Thursday, September 25, 2014

Grandma's Honey Cake

Today is Rosh HaShanah, the Jewish new year.  It is traditional to eat apples dipped in honey or honey cake to ensure that you will have a sweet new year.  I figure the sweeter the better so we will be doing both.  I'm not sure where this recipe came from.  It is simply in my recipe binder under the heading Grandma's Honey Cake.  I have a multitude of grandmas that this recipe could have originated with and while I'm unsure of who gets the credit for this one, I am sure that credit is deserved.  Honey cake basically tastes like a spice cake.  It is dense and spicy and sweet. 

Start out by dissolving some honey in some hot coffee.  Oddly enough, neither Josh nor I like coffee.  I always keep those individual instant packs of coffee in my baking cupboard so that when I have a recipe that calls for a cup of coffee I can "brew" one.  Back before I got smart enough to do this, I would drive through McDonald's and buy a cup of coffee for this cake.

In your mixer beat together sugar and vegetable oil.  Add in three eggs and beat until combined.  Zest and juice a lemon and an orange into the batter.  Drop in some orange marmalade too and mix it all together.

In a separate bowl, sift together flour, baking powder, baking soda, salt, and your spices (cinnamon, cloves, nutmeg, ginger, and allspice).

You are going to alternate adding in the dry ingredients and the honeyed coffee, starting and ending with the flour mixture, until the batter is combined.  

Pour the batter into a baking pan that has been sprayed with baking spray.  My original recipe calls for an 8 1/2 x 12 inch baking pan.  Jake wanted to give a little honey cake to his teacher so I made a bundt cake and a mini loaf.  My pans were a little overfull so if you are going to go this route I would make two mini loaves and a bundt.

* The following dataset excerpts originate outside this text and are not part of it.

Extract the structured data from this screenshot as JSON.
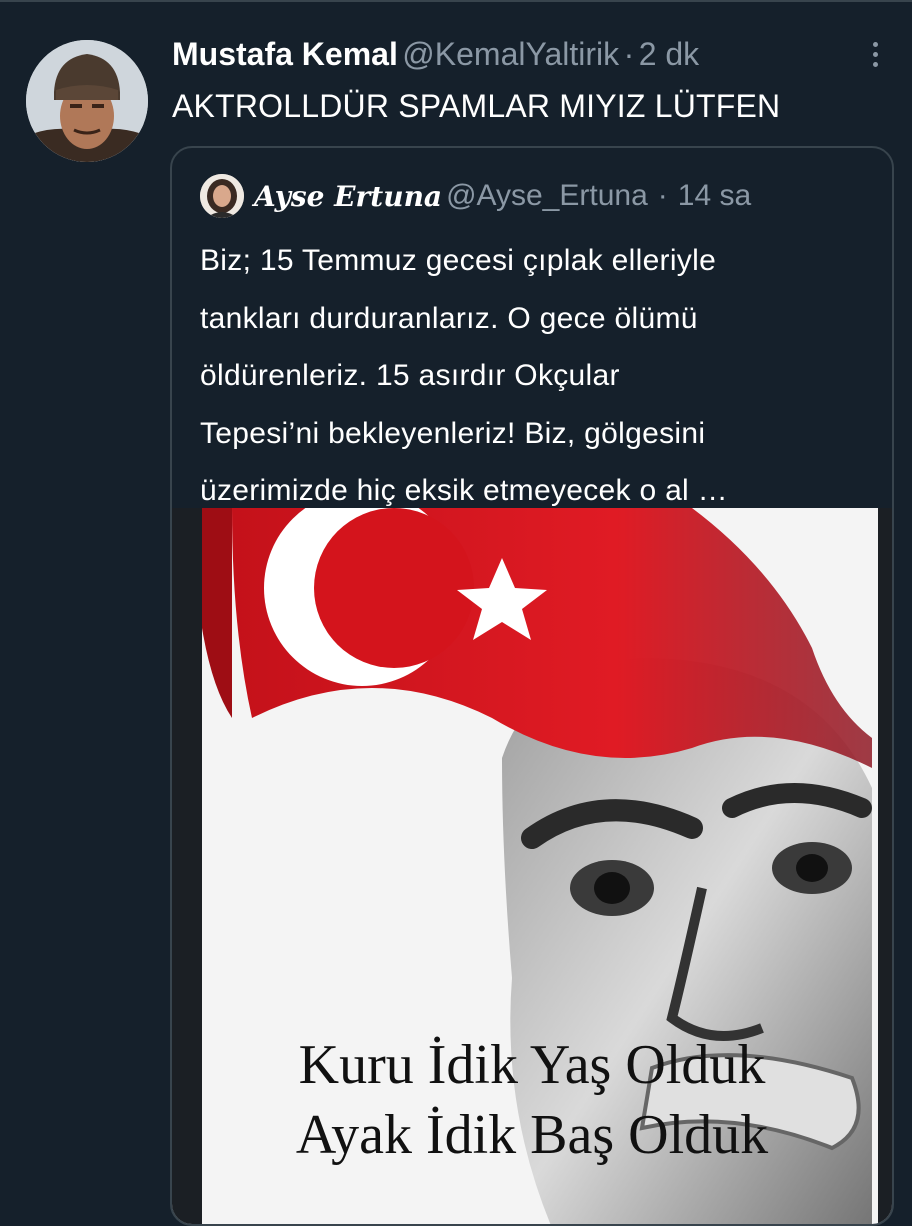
{
  "tweet": {
    "author_name": "Mustafa Kemal",
    "author_handle": "@KemalYaltirik",
    "separator": "·",
    "time": "2 dk",
    "text": "AKTROLLDÜR SPAMLAR MIYIZ LÜTFEN",
    "more_icon": "more-horizontal-icon"
  },
  "quote": {
    "author_name": "Ayse Ertuna",
    "author_handle": "@Ayse_Ertuna",
    "separator": "·",
    "time": "14 sa",
    "text_lines": [
      "Biz; 15 Temmuz gecesi çıplak elleriyle",
      "tankları durduranlarız. O gece ölümü",
      "öldürenleriz. 15 asırdır Okçular",
      "Tepesi’ni bekleyenleriz! Biz, gölgesini",
      "üzerimizde hiç eksik etmeyecek o al …"
    ],
    "media": {
      "caption_line_1": "Kuru İdik Yaş Olduk",
      "caption_line_2": "Ayak İdik Baş Olduk",
      "flag_color": "#d4141c"
    }
  },
  "colors": {
    "background": "#15202b",
    "border": "#38444d",
    "secondary_text": "#8b98a5"
  }
}
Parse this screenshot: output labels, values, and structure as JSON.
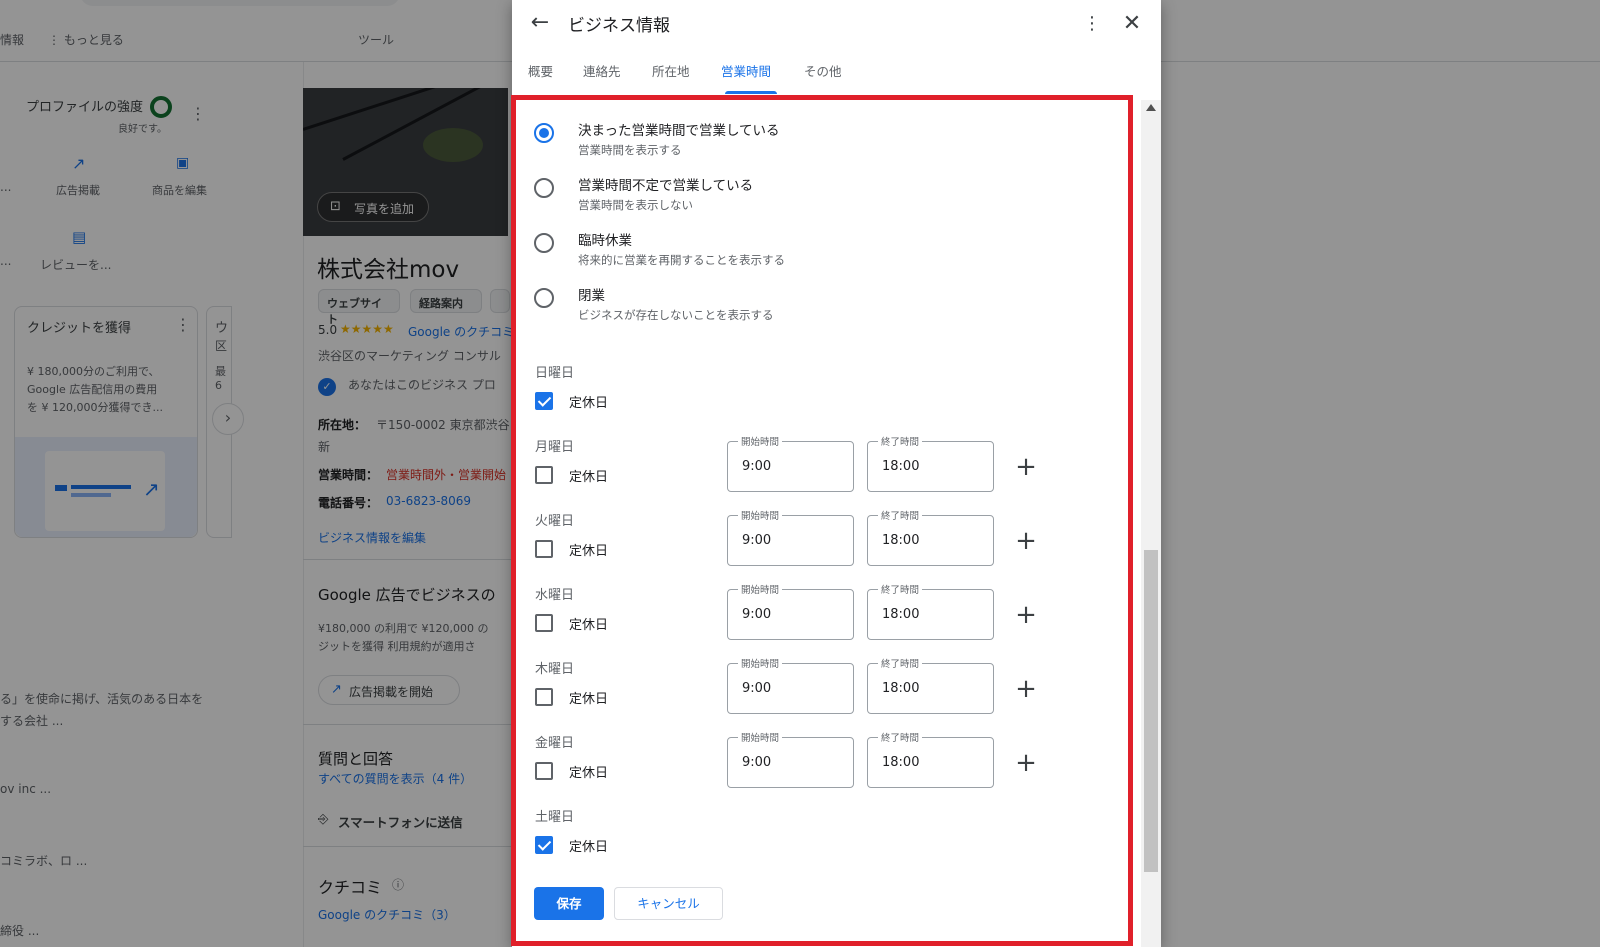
{
  "background": {
    "nav": {
      "left_cut": "情報",
      "more": "⋮ もっと見る",
      "tools": "ツール"
    },
    "left": {
      "strength_title": "プロファイルの強度",
      "strength_sub": "良好です。",
      "action_ads": "広告掲載",
      "action_products": "商品を編集",
      "action_review": "レビューを...",
      "left_cut1": "...",
      "left_cut2": "...",
      "credit_title": "クレジットを獲得",
      "credit_line1": "¥ 180,000分のご利用で、",
      "credit_line2": "Google 広告配信用の費用",
      "credit_line3": "を ¥ 120,000分獲得でき...",
      "card2_line1": "ウ",
      "card2_line2": "区",
      "card2_line3": "最",
      "card2_line4": "6",
      "desc1": "る」を使命に掲げ、活気のある日本を",
      "desc2": "する会社 ...",
      "desc3": "ov inc ...",
      "desc4": "コミラボ、ロ ...",
      "desc5": "締役 ..."
    },
    "center": {
      "add_photo": "写真を追加",
      "business_name": "株式会社mov",
      "chip_website": "ウェブサイト",
      "chip_route": "経路案内",
      "rating": "5.0",
      "stars": "★★★★★",
      "review_link": "Google のクチコミ",
      "category": "渋谷区のマーケティング コンサル",
      "owner_note": "あなたはこのビジネス プロ",
      "address_label": "所在地：",
      "address_value": "〒150-0002 東京都渋谷",
      "address_cont": "新",
      "hours_label": "営業時間：",
      "hours_value": "営業時間外・営業開始",
      "phone_label": "電話番号：",
      "phone_value": "03-6823-8069",
      "edit_link": "ビジネス情報を編集",
      "ads_title": "Google 広告でビジネスの",
      "ads_body1": "¥180,000 の利用で ¥120,000 の",
      "ads_body2": "ジットを獲得 利用規約が適用さ",
      "ads_button": "広告掲載を開始",
      "qa_title": "質問と回答",
      "qa_link": "すべての質問を表示（4 件）",
      "send_phone": "スマートフォンに送信",
      "reviews_title": "クチコミ",
      "reviews_link": "Google のクチコミ（3）"
    }
  },
  "dialog": {
    "title": "ビジネス情報",
    "tabs": [
      "概要",
      "連絡先",
      "所在地",
      "営業時間",
      "その他"
    ],
    "active_tab": "営業時間",
    "options": [
      {
        "title": "決まった営業時間で営業している",
        "sub": "営業時間を表示する",
        "selected": true
      },
      {
        "title": "営業時間不定で営業している",
        "sub": "営業時間を表示しない",
        "selected": false
      },
      {
        "title": "臨時休業",
        "sub": "将来的に営業を再開することを表示する",
        "selected": false
      },
      {
        "title": "閉業",
        "sub": "ビジネスが存在しないことを表示する",
        "selected": false
      }
    ],
    "closed_label": "定休日",
    "open_label": "開始時間",
    "close_label": "終了時間",
    "days": [
      {
        "name": "日曜日",
        "closed": true
      },
      {
        "name": "月曜日",
        "closed": false,
        "open": "9:00",
        "close": "18:00"
      },
      {
        "name": "火曜日",
        "closed": false,
        "open": "9:00",
        "close": "18:00"
      },
      {
        "name": "水曜日",
        "closed": false,
        "open": "9:00",
        "close": "18:00"
      },
      {
        "name": "木曜日",
        "closed": false,
        "open": "9:00",
        "close": "18:00"
      },
      {
        "name": "金曜日",
        "closed": false,
        "open": "9:00",
        "close": "18:00"
      },
      {
        "name": "土曜日",
        "closed": true
      }
    ],
    "save_label": "保存",
    "cancel_label": "キャンセル"
  },
  "colors": {
    "accent": "#1a73e8",
    "highlight": "#e0202a",
    "closed_hours": "#d93025"
  }
}
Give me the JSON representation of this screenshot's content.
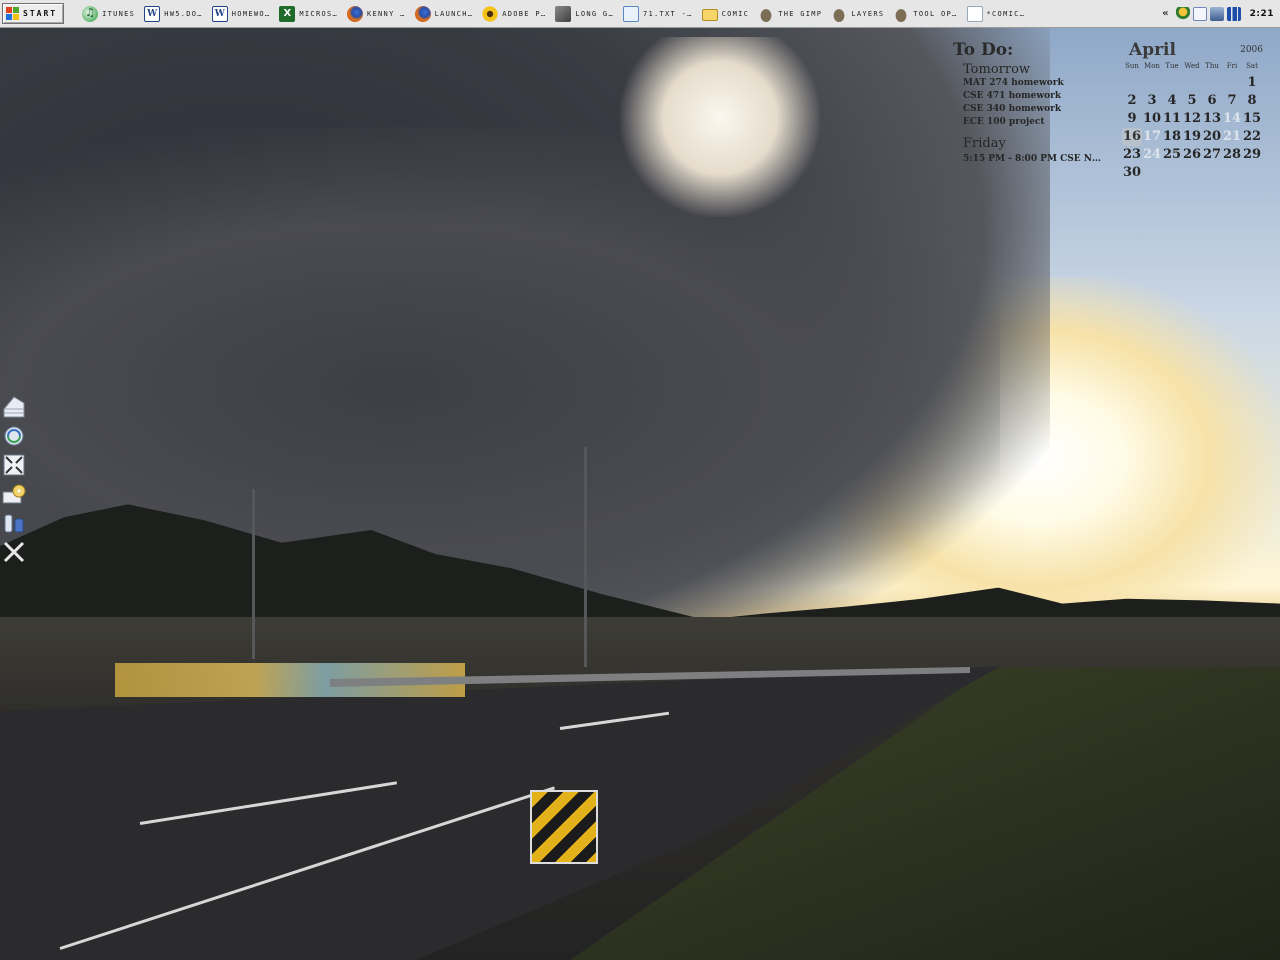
{
  "taskbar": {
    "start_label": "START",
    "tasks": [
      {
        "label": "ITUNES",
        "icon": "itunes-icon"
      },
      {
        "label": "HW5.DO…",
        "icon": "word-icon"
      },
      {
        "label": "HOMEWO…",
        "icon": "word-icon"
      },
      {
        "label": "MICROS…",
        "icon": "excel-icon"
      },
      {
        "label": "KENNY …",
        "icon": "firefox-icon"
      },
      {
        "label": "LAUNCH…",
        "icon": "firefox-icon"
      },
      {
        "label": "ADOBE P…",
        "icon": "sunflower-icon"
      },
      {
        "label": "LONG G…",
        "icon": "gimp-image-icon"
      },
      {
        "label": "71.TXT -…",
        "icon": "text-file-icon"
      },
      {
        "label": "COMIC",
        "icon": "folder-icon"
      },
      {
        "label": "THE GIMP",
        "icon": "gimp-icon"
      },
      {
        "label": "LAYERS",
        "icon": "gimp-icon"
      },
      {
        "label": "TOOL OP…",
        "icon": "gimp-icon"
      },
      {
        "label": "*COMIC…",
        "icon": "document-icon"
      }
    ],
    "tray": {
      "chevron": "«",
      "icons": [
        "messenger-icon",
        "mail-icon",
        "network-icon",
        "volume-icon"
      ],
      "clock": "2:21"
    }
  },
  "todo": {
    "title": "To Do:",
    "groups": [
      {
        "heading": "Tomorrow",
        "items": [
          "MAT 274 homework",
          "CSE 471 homework",
          "CSE 340 homework",
          "ECE 100 project"
        ]
      },
      {
        "heading": "Friday",
        "items": [
          "5:15 PM - 8:00 PM CSE N…"
        ]
      }
    ]
  },
  "calendar": {
    "month": "April",
    "year": "2006",
    "weekdays": [
      "Sun",
      "Mon",
      "Tue",
      "Wed",
      "Thu",
      "Fri",
      "Sat"
    ],
    "days": [
      "",
      "",
      "",
      "",
      "",
      "",
      "1",
      "2",
      "3",
      "4",
      "5",
      "6",
      "7",
      "8",
      "9",
      "10",
      "11",
      "12",
      "13",
      "14",
      "15",
      "16",
      "17",
      "18",
      "19",
      "20",
      "21",
      "22",
      "23",
      "24",
      "25",
      "26",
      "27",
      "28",
      "29",
      "30",
      "",
      "",
      "",
      "",
      "",
      ""
    ],
    "today": "16",
    "highlighted": [
      "14",
      "17",
      "21",
      "24"
    ]
  },
  "dock": {
    "icons": [
      "stack-icon",
      "sync-icon",
      "fullscreen-icon",
      "drive-icon",
      "battery-icon",
      "close-icon"
    ]
  },
  "colors": {
    "taskbar_bg": "#e6e6e6",
    "widget_text": "#262626",
    "calendar_today_bg": "#b8c2cc"
  }
}
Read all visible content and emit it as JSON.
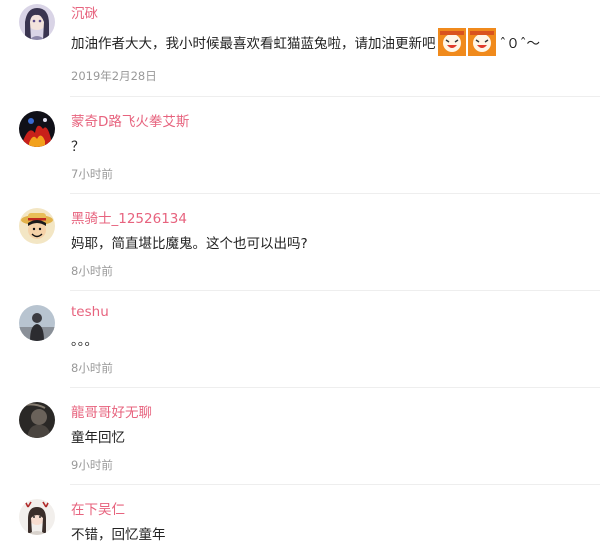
{
  "comments": [
    {
      "username": "沉砯",
      "content": "加油作者大大，我小时候最喜欢看虹猫蓝兔啦，请加油更新吧",
      "emoji_icons": [
        "laughing-face-sticker-icon",
        "laughing-face-sticker-icon"
      ],
      "kaomoji": "ˆ０ˆ～",
      "time": "2019年2月28日"
    },
    {
      "username": "蒙奇D路飞火拳艾斯",
      "content": "？",
      "time": "7小时前"
    },
    {
      "username": "黑骑士_12526134",
      "content": "妈耶，简直堪比魔鬼。这个也可以出吗?",
      "time": "8小时前"
    },
    {
      "username": "teshu",
      "content": "。。。",
      "time": "8小时前"
    },
    {
      "username": "龍哥哥好无聊",
      "content": "童年回忆",
      "time": "9小时前"
    },
    {
      "username": "在下吴仁",
      "content": "不错，回忆童年"
    }
  ],
  "colors": {
    "username": "#e7637e",
    "content": "#222222",
    "time": "#999999",
    "divider": "#eeeeee"
  }
}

Bake at 325 for 45 minutes to an hour (about 30 - 40 for the mini loaves).  My bundt got a little overbaked because Luke took his own sweet time nursing and so I couldn't pull the cake out of the oven when my timer went off.  It was still delicious, just not quite as moist as usual.  I solved that problem by drizzling lots of extra honey on top.  I like to do this anyway but I was a little more generous with the honey this time.  Whether or not you are celebrating Rosh HaShanah, this honey cake is the perfect way to bring a little extra sweetness into your life.

Honey Cake
  • 1 cup honey
  • 1 cup strong coffee
  • 1/2 cup vegetable oil
  • 1 cup sugar
  • 3 eggs
  • 3 tbls. lemon juice
  • 3 tbls. orange juice
  • 1 tbls. lemon zest
  • 1 tbls. orange zest
  • 2 tbls. orange marmalade
  • 4 cups flour
  • 2 tsp. baking powder
  • 2 tsp. baking soda
  • 1/2 tsp. salt
  • 1 tsp. cinnamon
  • 1/2 tsp. cloves
  • 1/2 tsp. nutmeg
  • 1/2 tsp. ginger
  • 1/4 tsp. allspice
  1. Preheat oven to 325 and spray a large bundt pan, a rectangular baking pan, or two loaf pans with baking spray.
  2. Dissolve honey in hot coffee then set aside to cool.
  3. Beat together oil and sugar.
  4. Add in eggs one at a time, beating well after each addition.
  5. Add lemon and orange zest, juice, and marmalade.
  6. Sift flour with the rest of the dry ingredients.
  7. Beat in flour mixture and coffee mixture a little bit at a time, alternating between the two.
  8. Bake for 1 hour.  Turn cake out onto cooling rack, turn it right side up, and cool completely.